WA to pay for free college of low income middle-schoolers
Associated Press Writer
Teresa Jackson is raising three grandchildren by herself on a fixed income, and saving money for their college education is nearly impossible.
But now Washington state is stepping in to help low-income students like Jackson's grandchildren go to college.
A new scholarship for low-income middle school students comes with a promise that if grades are kept up through high school _ at least 2.0 _ the state will pay for college. Kids need to keep out of trouble with the law, too _ no felonies.
"This is my only opportunity," said Jackson, who at 61 is taking care of two teenagers and a third child in elementary school after their mothers _ Jackson's daughters _ developed substance-abuse problems.
"We just barely make enough to survive. And saving up for college is impossible. It's a burden off my shoulders," Jackson said.
The College Bound scholarship is part of a recent string of initiatives by the state and universities trying to usher low-income students to a college education.
Christened "College Bound" by legislators, the state began rolling out registration for the scholarship this year. The only stipulation is students need to be under the free-or-reduced lunch program. The deadline to enroll is June 1 for eighth graders.

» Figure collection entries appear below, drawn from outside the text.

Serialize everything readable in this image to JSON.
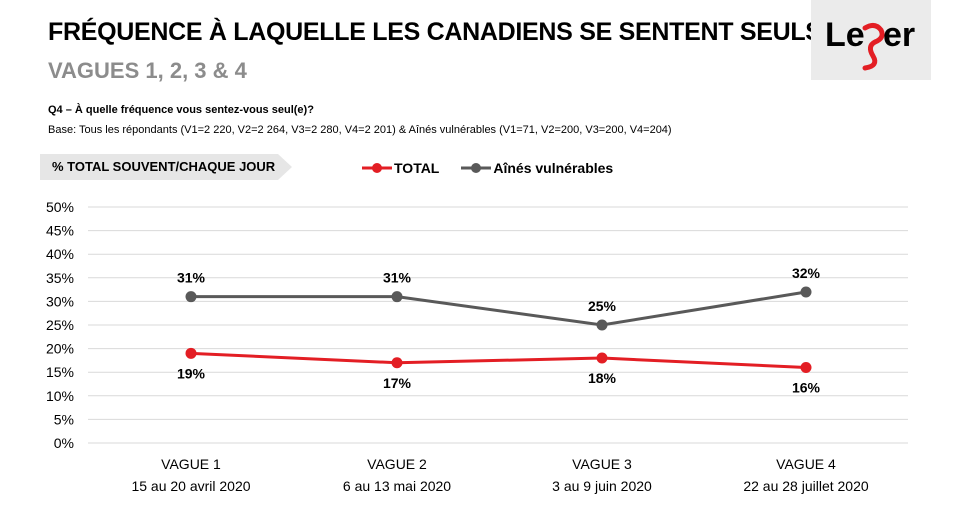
{
  "header": {
    "title": "FRÉQUENCE À LAQUELLE LES CANADIENS SE SENTENT SEULS",
    "subtitle": "VAGUES 1, 2, 3 & 4",
    "logo_text": "Leger"
  },
  "question": {
    "text": "Q4 – À quelle fréquence vous sentez-vous seul(e)?",
    "base": "Base: Tous les répondants (V1=2 220, V2=2 264, V3=2 280, V4=2 201) & Aînés vulnérables (V1=71, V2=200, V3=200, V4=204)"
  },
  "measure_label": "% TOTAL SOUVENT/CHAQUE JOUR",
  "colors": {
    "total": "#e31e24",
    "aines": "#595959",
    "grid": "#d9d9d9",
    "tag_bg": "#e6e6e6",
    "logo_accent": "#e31e24"
  },
  "chart_data": {
    "type": "line",
    "categories": [
      "VAGUE 1",
      "VAGUE 2",
      "VAGUE 3",
      "VAGUE 4"
    ],
    "category_dates": [
      "15 au 20 avril 2020",
      "6 au 13 mai 2020",
      "3 au 9 juin 2020",
      "22 au 28 juillet 2020"
    ],
    "series": [
      {
        "name": "TOTAL",
        "values": [
          19,
          17,
          18,
          16
        ],
        "labels": [
          "19%",
          "17%",
          "18%",
          "16%"
        ],
        "label_position": "below"
      },
      {
        "name": "Aînés vulnérables",
        "values": [
          31,
          31,
          25,
          32
        ],
        "labels": [
          "31%",
          "31%",
          "25%",
          "32%"
        ],
        "label_position": "above"
      }
    ],
    "ylim": [
      0,
      50
    ],
    "yticks": [
      "0%",
      "5%",
      "10%",
      "15%",
      "20%",
      "25%",
      "30%",
      "35%",
      "40%",
      "45%",
      "50%"
    ],
    "grid": true,
    "legend_position": "top"
  }
}
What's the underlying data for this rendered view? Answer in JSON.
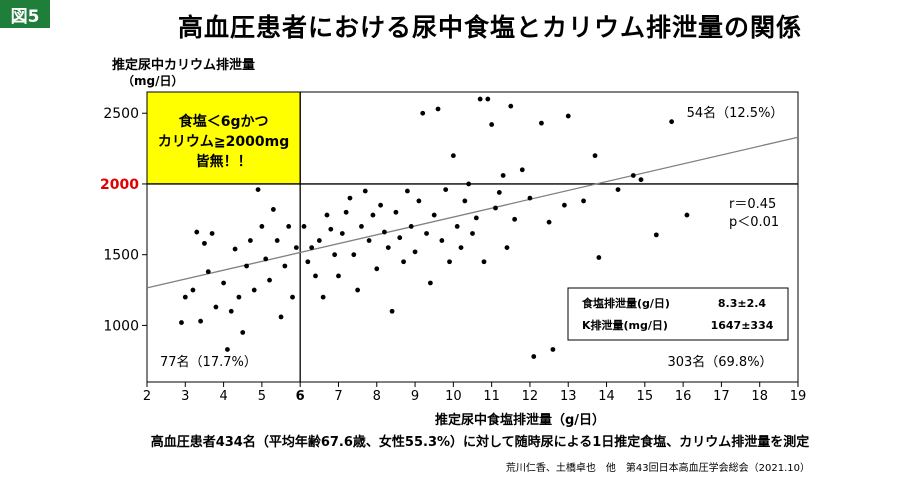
{
  "figure_tag": "図5",
  "title": "高血圧患者における尿中食塩とカリウム排泄量の関係",
  "caption": "高血圧患者434名（平均年齢67.6歳、女性55.3%）に対して随時尿による1日推定食塩、カリウム排泄量を測定",
  "source": "荒川仁香、土橋卓也　他　第43回日本高血圧学会総会（2021.10）",
  "colors": {
    "figure_tag_bg": "#1e7e3a",
    "highlight_box": "#ffff00",
    "threshold_label": "#e00000",
    "points": "#000000",
    "regression_line": "#808080"
  },
  "chart_data": {
    "type": "scatter",
    "xlabel": "推定尿中食塩排泄量（g/日）",
    "ylabel": "推定尿中カリウム排泄量",
    "ylabel_unit": "（mg/日）",
    "xlim": [
      2,
      19
    ],
    "ylim": [
      600,
      2650
    ],
    "xticks": [
      2,
      3,
      4,
      5,
      6,
      7,
      8,
      9,
      10,
      11,
      12,
      13,
      14,
      15,
      16,
      17,
      18,
      19
    ],
    "yticks": [
      1000,
      1500,
      2000,
      2500
    ],
    "highlight_x_tick": 6,
    "highlight_y_tick": 2000,
    "thresholds": {
      "x": 6,
      "y": 2000
    },
    "quadrant_labels": {
      "top_left": "食塩＜6gかつ\nカリウム≧2000mg\n皆無！！",
      "top_right": "54名（12.5%）",
      "bottom_left": "77名（17.7%）",
      "bottom_right": "303名（69.8%）"
    },
    "stats_annotation": "r＝0.45\np＜0.01",
    "summary_table": [
      {
        "label": "食塩排泄量(g/日)",
        "value": "8.3±2.4"
      },
      {
        "label": "K排泄量(mg/日)",
        "value": "1647±334"
      }
    ],
    "regression": {
      "x": [
        2,
        19
      ],
      "y": [
        1265,
        2330
      ]
    },
    "points": [
      [
        2.9,
        1020
      ],
      [
        3.0,
        1200
      ],
      [
        3.2,
        1250
      ],
      [
        3.3,
        1660
      ],
      [
        3.4,
        1030
      ],
      [
        3.5,
        1580
      ],
      [
        3.6,
        1380
      ],
      [
        3.7,
        1650
      ],
      [
        3.8,
        1130
      ],
      [
        4.0,
        1300
      ],
      [
        4.1,
        830
      ],
      [
        4.2,
        1100
      ],
      [
        4.3,
        1540
      ],
      [
        4.4,
        1200
      ],
      [
        4.5,
        950
      ],
      [
        4.6,
        1420
      ],
      [
        4.7,
        1600
      ],
      [
        4.8,
        1250
      ],
      [
        4.9,
        1960
      ],
      [
        5.0,
        1700
      ],
      [
        5.1,
        1470
      ],
      [
        5.2,
        1320
      ],
      [
        5.3,
        1820
      ],
      [
        5.4,
        1600
      ],
      [
        5.5,
        1060
      ],
      [
        5.6,
        1420
      ],
      [
        5.7,
        1700
      ],
      [
        5.8,
        1200
      ],
      [
        5.9,
        1550
      ],
      [
        6.1,
        1700
      ],
      [
        6.2,
        1450
      ],
      [
        6.3,
        1550
      ],
      [
        6.4,
        1350
      ],
      [
        6.5,
        1600
      ],
      [
        6.6,
        1200
      ],
      [
        6.7,
        1780
      ],
      [
        6.8,
        1680
      ],
      [
        6.9,
        1500
      ],
      [
        7.0,
        1350
      ],
      [
        7.1,
        1650
      ],
      [
        7.2,
        1800
      ],
      [
        7.3,
        1900
      ],
      [
        7.4,
        1500
      ],
      [
        7.5,
        1250
      ],
      [
        7.6,
        1700
      ],
      [
        7.7,
        1950
      ],
      [
        7.8,
        1600
      ],
      [
        7.9,
        1780
      ],
      [
        8.0,
        1400
      ],
      [
        8.1,
        1850
      ],
      [
        8.2,
        1660
      ],
      [
        8.3,
        1550
      ],
      [
        8.4,
        1100
      ],
      [
        8.5,
        1800
      ],
      [
        8.6,
        1620
      ],
      [
        8.7,
        1450
      ],
      [
        8.8,
        1950
      ],
      [
        8.9,
        1700
      ],
      [
        9.0,
        1520
      ],
      [
        9.1,
        1880
      ],
      [
        9.2,
        2500
      ],
      [
        9.3,
        1650
      ],
      [
        9.4,
        1300
      ],
      [
        9.5,
        1780
      ],
      [
        9.6,
        2530
      ],
      [
        9.7,
        1600
      ],
      [
        9.8,
        1960
      ],
      [
        9.9,
        1450
      ],
      [
        10.0,
        2200
      ],
      [
        10.1,
        1700
      ],
      [
        10.2,
        1550
      ],
      [
        10.3,
        1880
      ],
      [
        10.4,
        2000
      ],
      [
        10.5,
        1650
      ],
      [
        10.6,
        1760
      ],
      [
        10.7,
        2600
      ],
      [
        10.8,
        1450
      ],
      [
        10.9,
        2600
      ],
      [
        11.0,
        2420
      ],
      [
        11.1,
        1830
      ],
      [
        11.2,
        1940
      ],
      [
        11.3,
        2060
      ],
      [
        11.4,
        1550
      ],
      [
        11.5,
        2550
      ],
      [
        11.6,
        1750
      ],
      [
        11.8,
        2100
      ],
      [
        12.0,
        1900
      ],
      [
        12.1,
        780
      ],
      [
        12.3,
        2430
      ],
      [
        12.5,
        1730
      ],
      [
        12.6,
        830
      ],
      [
        12.9,
        1850
      ],
      [
        13.0,
        2480
      ],
      [
        13.4,
        1880
      ],
      [
        13.7,
        2200
      ],
      [
        13.8,
        1480
      ],
      [
        14.3,
        1960
      ],
      [
        14.7,
        2060
      ],
      [
        14.9,
        2030
      ],
      [
        15.3,
        1640
      ],
      [
        15.7,
        2440
      ],
      [
        16.1,
        1780
      ]
    ],
    "series_title": ""
  }
}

Students who enroll must continue to meet low-income criteria when they apply for college admission.
Around 3,200 students have registered so far out of the possible 56,000 seventh and eighth graders eligible statewide.
But just as kids need to keep their grades up, lawmakers will have to keep funding the scholarship, even as looming state deficits forced lawmakers to do some budget trimming in the last legislative session.
In 2007, $8.1 million was earmarked to launch the scholarship, but the first class will not spend the money until 2013. After that, lawmakers will have to find additional money.
"We've been through deficits before, we'll go through them again, but one of our goals, one of our priorities is to provide access to higher education," said Sen. Rosemary McAuliffe, D-Bothell, chairwoman of the state Senate's education committee.
The scholarship is based on a program launched in Indiana more than 15 years ago that has proven to be successful in increasing college enrollment. Oklahoma also launched has a similar scholarship, and California lawmakers have drafted a measure as well, according to the National Conference of State Legislatures.
The College Bound scholarship could attract thousands more students to college in the future.
However, high school completion and college attendance rates among low-income students rank at the bottom of all economic groups in the state. This scholarship would try to change that.
"Part of working with kids in poverty is just giving them hope," said Harjeet Sandhu, principal at Tacoma's Jason Lee Middle School, where more than 80 percent of students qualify for the free-or-reduced lunch program.
Along with Jackson's granddaughter, Nikole, other kids at Jason Lee are getting prepped by their teachers to start thinking about college. An advisory program was set up this year so when eighth graders choose classes for high school, they also know the requirements to get into college. They visit colleges, too.
The state is estimated to spend more than $180 million to fund need-based grants for the more than 72,000 low-income college students in the 2007-2008 school year. The money provided in College Bound would help supplement that, and students would get the aid only for state schools.
Steve Thorndill, executive director of the Issaquah-based College Success Foundation, an organization helping low-income kids get to college, said College Bound is the best such legislation he has seen. But Thorndill said if the number of low-income students attending college increases, more funding would be needed for the needs-based grants.
"I don't know how they can't continue it," Thorndill said. "It's kind of a moral imperative to me."
There have been other efforts to help low-income students. Washington State University and the University of Washington have pledged to waive tuition for such students.
Around 5,500 students, representing 21.5 percent of the UW's undergraduate student body, qualified under the "Husky Promise" during the 2007-08 school year. At WSU, 18.1 percent of all new undergraduates in fall 2007 are covered under the "Cougar Commitment" program.
"I think the state and university are trying to send that same message, that college is a possibility," said Kay Lewis, the UW's financial aid director.
McAuliffe said now the state's job is to spread the word about College Bound.
At Jason Lee, a handful of students enrolled now in the advisory program showed off what they know about college. They know it will be away from home. There will be clubs to join and lots of classes to take. And they've heard their parents talk about college.
College "costs a lot of money," said Tevin G.Richmond, an eighth grader at Jason Lee.
But now for Jackson and Principal Sandhu, helping the kids get good grades for the next three years is the challenge.
"They need the support of the parents and the community, of some grown-up, some way or another," Jackson said.